とりあえず動画に投稿されている人の物を見たり、真似たりして一応続けている。動画を見ていると、その人と一緒にやってるみたいな一体感もあるのか、続けやすくなった。一人だと、どこかで限界がくる。そんな時に動画を見て一緒に作っている感があるだけで捗るのだ。
(今日は仕事三昧だったなぁ。本当はアニメショップとかにも立ち寄ってグッズを買いたかったんだけどな)
その分稼いだから次の給料で買えばいいか、とノートに思ったことを綴っていく。そして仕事で気づいたこととか嫌だったこととかも書いていく。今日一日は本当に仕事ばかりで、明るい話がないなと自分で読み返して苦笑する。
「もう十二時だし、寝ようかな。他にもやることあるけど明日にしよう」
道具を片付けて、再びベッドに寝転がる。
おやすみなさい、自分に心の中で言いながら目を閉じた。疲れ切っていた私には、すぐに意識を手放すことができた。
暗い空間
――
多分これは夢だ。

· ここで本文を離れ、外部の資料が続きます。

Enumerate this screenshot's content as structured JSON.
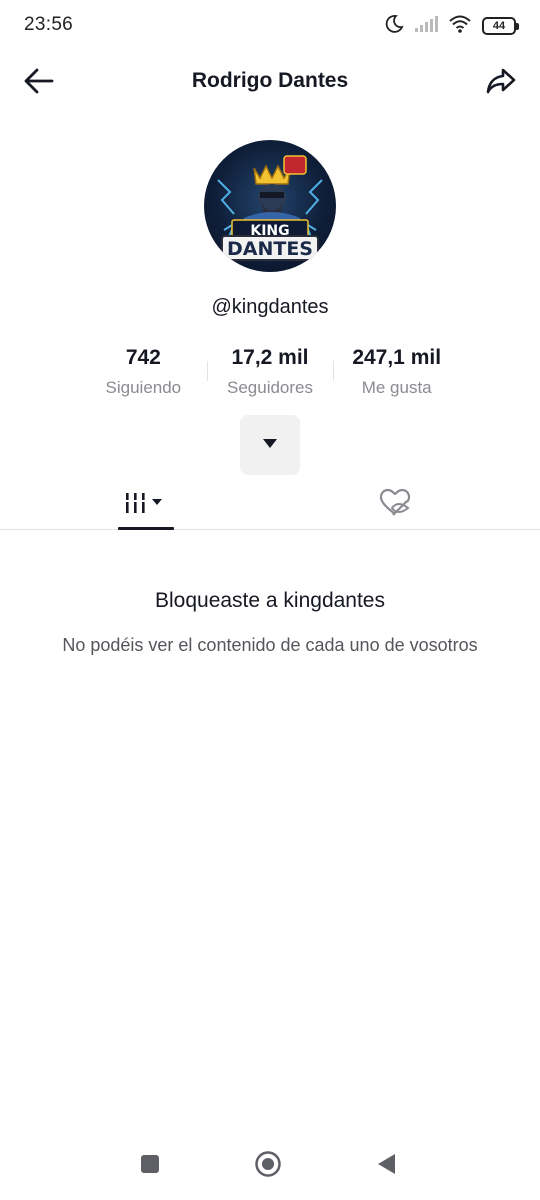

私は何となくそう感じた。
夢を見ることは滅多にないが、体が浮いているような感覚がある。そう言った時は大体夢を見ていることが多いと、日記で綴っていて気づいたことだ。
偶に楽しい夢や悲しい夢を見ることもあるし、何ってことない夢もある。今回の夢は何だろうとそろそろ出てくるであろう風景を想像していたら、声が聞こえた。
「やぁ、久しぶりだね」
「
……
久しぶりだね、
五条君
・・・
」
聞き慣れた男性の声に応えて振り返ると、彼が姿を見せる。
――
五条悟。綺麗な白髪に黒いアイマスク、私よりも長身でまるで私が子どもと思うくらい大きい人。その人物は、私の現実世界にはいない人だ。
いつからだったか、私の夢は彼が出てくる夢を見るようになった。日記は日常のことはもちろんのこと、夢を見たら夢日記を付けるようになった。夢を見たら記録をしていくと、どこかで見知った人だな、と思ったら漫画のキャラクターだったことに気づいたのだ。
私はあまり夢を見ていない(見ていても覚えていない)ため、彼と会うのは本当に久しぶりだ。いつの間にか、架空のキャラクターなのに私の夢の住人になりつつあった。